Essay zum Thema Grenzen/ Grenzen überschreiten

von  LotharAtzert

Den Text "Über die Illusion" von Ganna - hier im kV - nannte ich einen Basistext, weil er Grundsätzliches zum Ausdruck brachte über die Natur des Geistes. (- er sei hiermit noch einmal allen am spirituellen Leben interessierten Lesern empfohlen)
Er brachte freilich auch damit die zu erwartende Skepsis vonseiten Einiger zum Vorschein. Vor allem die Frage: Ist ein Leben ohne Illusionen überhaupt möglich?
Eine solche Frage ist zu komplex, um sie mit einem Satz zu beantworten. Man kann sich ihr jedoch auf Umwegen nähern und wenn man es eilig hat, - das Leben ist kurz -, ist der Umweg immer die beste Option.
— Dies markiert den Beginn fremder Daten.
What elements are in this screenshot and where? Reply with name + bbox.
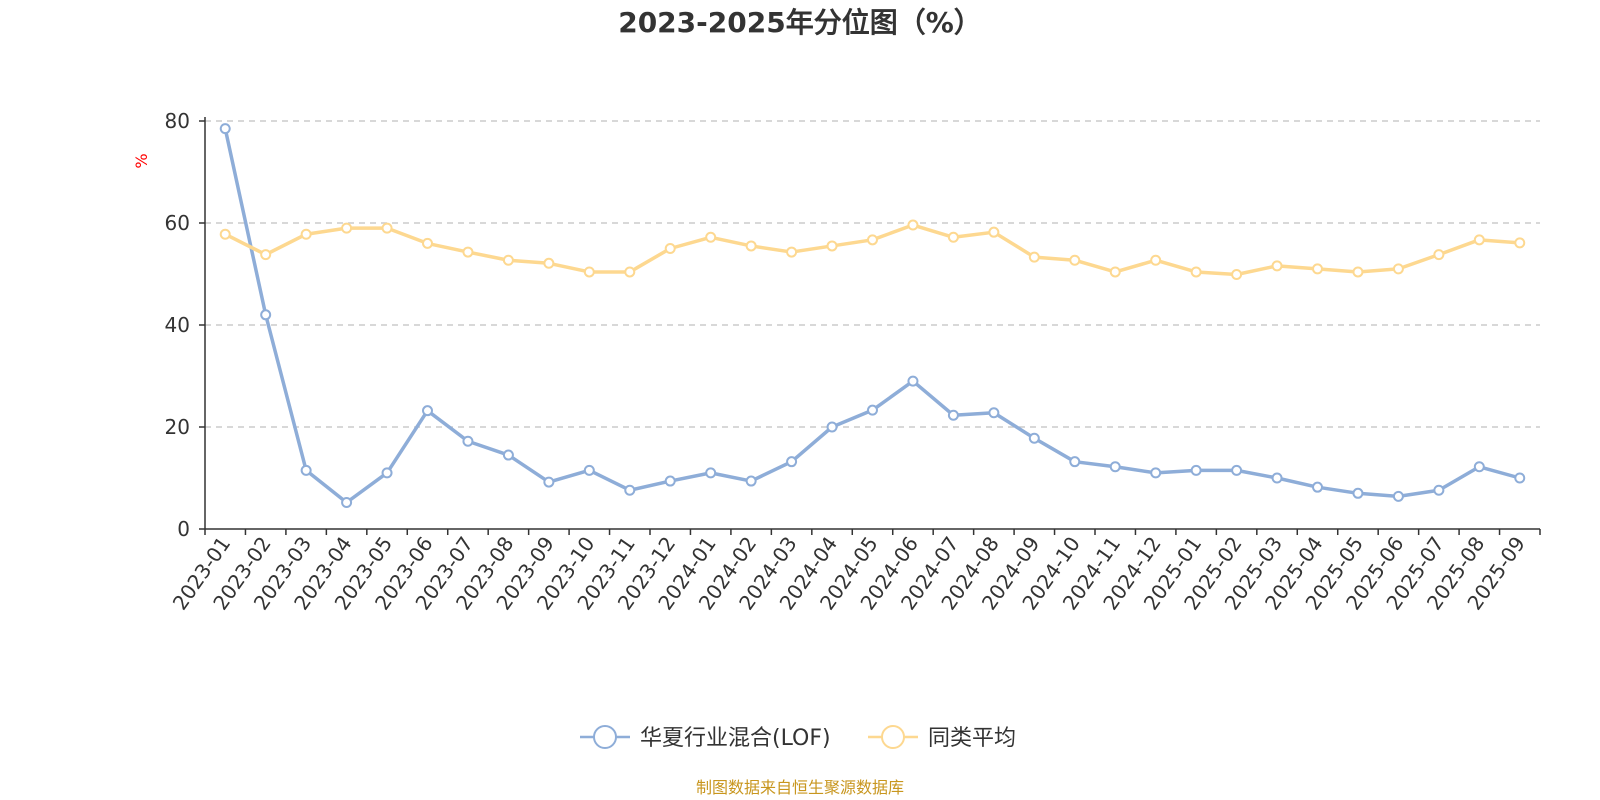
data-point[interactable] <box>664 243 676 254</box>
legend-label: 同类平均 <box>928 726 1016 751</box>
data-point[interactable] <box>260 309 272 321</box>
data-point[interactable] <box>1109 266 1121 278</box>
data-point[interactable] <box>867 404 878 416</box>
data-point[interactable] <box>1392 263 1404 275</box>
data-point[interactable] <box>988 407 1000 419</box>
data-point[interactable] <box>1312 481 1323 493</box>
data-point[interactable] <box>543 257 555 269</box>
data-point[interactable] <box>1028 432 1040 444</box>
data-point[interactable] <box>867 234 878 246</box>
data-point[interactable] <box>907 219 919 231</box>
legend-item-1[interactable]: 同类平均 <box>868 725 1016 751</box>
data-point[interactable] <box>624 484 636 496</box>
data-point[interactable] <box>219 123 231 135</box>
series-line-1 <box>224 223 1520 277</box>
data-point[interactable] <box>422 237 433 249</box>
data-point[interactable] <box>745 240 757 252</box>
data-point[interactable] <box>826 240 838 252</box>
y-tick-label: 40 <box>165 313 190 337</box>
data-point[interactable] <box>300 228 312 240</box>
data-point[interactable] <box>381 222 393 234</box>
data-point[interactable] <box>705 467 717 479</box>
data-point[interactable] <box>907 375 919 387</box>
data-point[interactable] <box>260 249 272 261</box>
data-point[interactable] <box>826 421 838 433</box>
y-tick-label: 0 <box>177 517 190 541</box>
data-point[interactable] <box>1352 487 1364 499</box>
source-note: 制图数据来自恒生聚源数据库 <box>696 778 904 797</box>
data-point[interactable] <box>1433 249 1445 261</box>
data-point[interactable] <box>502 449 514 461</box>
data-point[interactable] <box>1231 269 1243 281</box>
data-point[interactable] <box>1514 472 1526 484</box>
data-point[interactable] <box>1069 254 1081 266</box>
legend-label: 华夏行业混合(LOF) <box>640 726 831 751</box>
data-point[interactable] <box>219 228 231 240</box>
y-tick-label: 20 <box>165 415 190 439</box>
y-tick-label: 60 <box>165 211 190 235</box>
data-point[interactable] <box>1150 467 1162 479</box>
series-line-0 <box>223 128 1521 505</box>
data-point[interactable] <box>786 246 798 258</box>
grid <box>205 120 1540 428</box>
data-point[interactable] <box>1190 266 1202 278</box>
y-axis-unit: % <box>132 153 151 168</box>
data-point[interactable] <box>1514 237 1526 249</box>
data-point[interactable] <box>624 266 636 278</box>
data-point[interactable] <box>1312 263 1323 275</box>
data-point[interactable] <box>664 475 676 487</box>
data-point[interactable] <box>1069 456 1081 468</box>
data-point[interactable] <box>1433 484 1445 496</box>
data-point[interactable] <box>1028 251 1040 263</box>
data-point[interactable] <box>1271 472 1283 484</box>
legend-marker-icon <box>593 725 617 749</box>
legend-marker-icon <box>881 725 905 749</box>
data-point[interactable] <box>1392 490 1404 502</box>
legend[interactable]: 华夏行业混合(LOF) 同类平均 <box>580 725 1016 751</box>
data-point[interactable] <box>341 222 353 234</box>
data-point[interactable] <box>1352 266 1364 278</box>
data-point[interactable] <box>502 254 514 266</box>
data-point[interactable] <box>341 496 353 508</box>
data-point[interactable] <box>1150 254 1162 266</box>
chart-title: 2023-2025年分位图（%） <box>618 6 982 39</box>
data-point[interactable] <box>381 467 393 479</box>
data-point[interactable] <box>543 476 555 488</box>
legend-item-0[interactable]: 华夏行业混合(LOF) <box>580 725 831 751</box>
data-point[interactable] <box>583 266 595 278</box>
series-layer <box>219 123 1526 508</box>
data-point[interactable] <box>422 405 433 417</box>
data-point[interactable] <box>947 409 959 421</box>
data-point[interactable] <box>786 456 798 468</box>
axes: 0204060802023-012023-022023-032023-04202… <box>165 109 1541 614</box>
data-point[interactable] <box>300 464 312 476</box>
data-point[interactable] <box>1473 234 1485 246</box>
data-point[interactable] <box>947 231 959 243</box>
data-point[interactable] <box>462 435 474 447</box>
data-point[interactable] <box>705 231 717 243</box>
data-point[interactable] <box>462 246 474 258</box>
data-point[interactable] <box>1271 260 1283 272</box>
data-point[interactable] <box>988 226 1000 238</box>
data-point[interactable] <box>583 464 595 476</box>
data-point[interactable] <box>1190 464 1202 476</box>
data-point[interactable] <box>1473 461 1485 473</box>
data-point[interactable] <box>745 475 757 487</box>
data-point[interactable] <box>1231 464 1243 476</box>
y-tick-label: 80 <box>165 109 190 133</box>
data-point[interactable] <box>1109 461 1121 473</box>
Zunächst muß, wenn die Aussage, es sei alles Illusion stimmen soll, bemerkt werden, daß sie nur dann stimmen kann, wenn es einen dazugehörigen unverrückbaren Standpunkt außerhalb gibt. Wenn alles Illusion ist, ist nämlich auch eine solche Aussage illusorisch, denn woher einen unverrückbaren Standpunkt nehmen?
Aus diesem Widerspruch ist das Madhyamaka und sein Begründer Nagarjuna hervorgegangen. (Ich schrieb darüber in "Aufbruch zur Juweleninsel") Da wird zunächst der sogenannte Eternalismus oder Ewigkeitsglaube betrachtet, der in der Aussage "Es ist!" gipfelt. Ihm gegenüber steht das nihilistisch-verneinende "Es ist nicht!" - wir kennen die beiden vielleicht eher von Shakespeares "Sein oder Nichtsein", das dem Engländer eine brennende Frage war.
Das Madhyamaka vermeidet Extreme und spricht vom mittleren Weg des Sowohl-als-auch. Das Bejahen des ewigen Seins wird verworfen, da naturgemäß alles Leben ein Ende hat und alles Zusammengesetzte auseinander fällt - und auch das Extrem des Nichtseins wird verworfen, denn es geschieht ja unleugbar etwas. Ebenso wird das Weder-noch verworfen -was ist, kann nicht zugleich nicht sein; was nicht ist, kann nicht im selben Moment sein - und so bleibt das Sowohl-als-auch übrig.
Diese mittlere Betrachtungsebene läßt allem einen Spielraum, ohne jedoch zum fadenscheinigen Kompromiss zu mutieren.

Der springende Punkt - im Gegensatz zum beharrenden "Stand-Punkt" - ist der, daß die Menschen eine unterschiedliche Entwicklung durchlaufen und damit verschieden ausgeprägtes Bewußtsein haben, wodurch wieder die Wahrnehmung ganz verschieden ausfällt. Was dem einen unmittelbar einleuchtet, ist für einen anderen unannehmbar und daraus folgt, daß die Art, wie Menschen für den Weg der Befreiung (Skt. Dharma) aus den Illusionen empfänglich werden, ebenfalls unterschiedlich ausfällt. Einfachstes Beispiel: einen Trägen muß man wachrütteln, den Choleriker eher beruhigen - eine mittlere Position als Treffpunkt bewußter Unaufgeregtheit ist immer erkenntnisfördernd.
Um auf der Erde lebensfähig zu sein, ist die Natur des Geistes unterteilt in Bewußtsein und Unbewußtsein, physisch in Symphatikus und Parasymphatikus. Während der Symphatikus die bewußten Vorgänge voran treibt, beherrscht der Parasymphatikus die unbewußten und instinktiven. So wird ua. gewährleistet, daß auch dann weiter geatmet wird, wenn wir uns dessen nicht bewußt sind.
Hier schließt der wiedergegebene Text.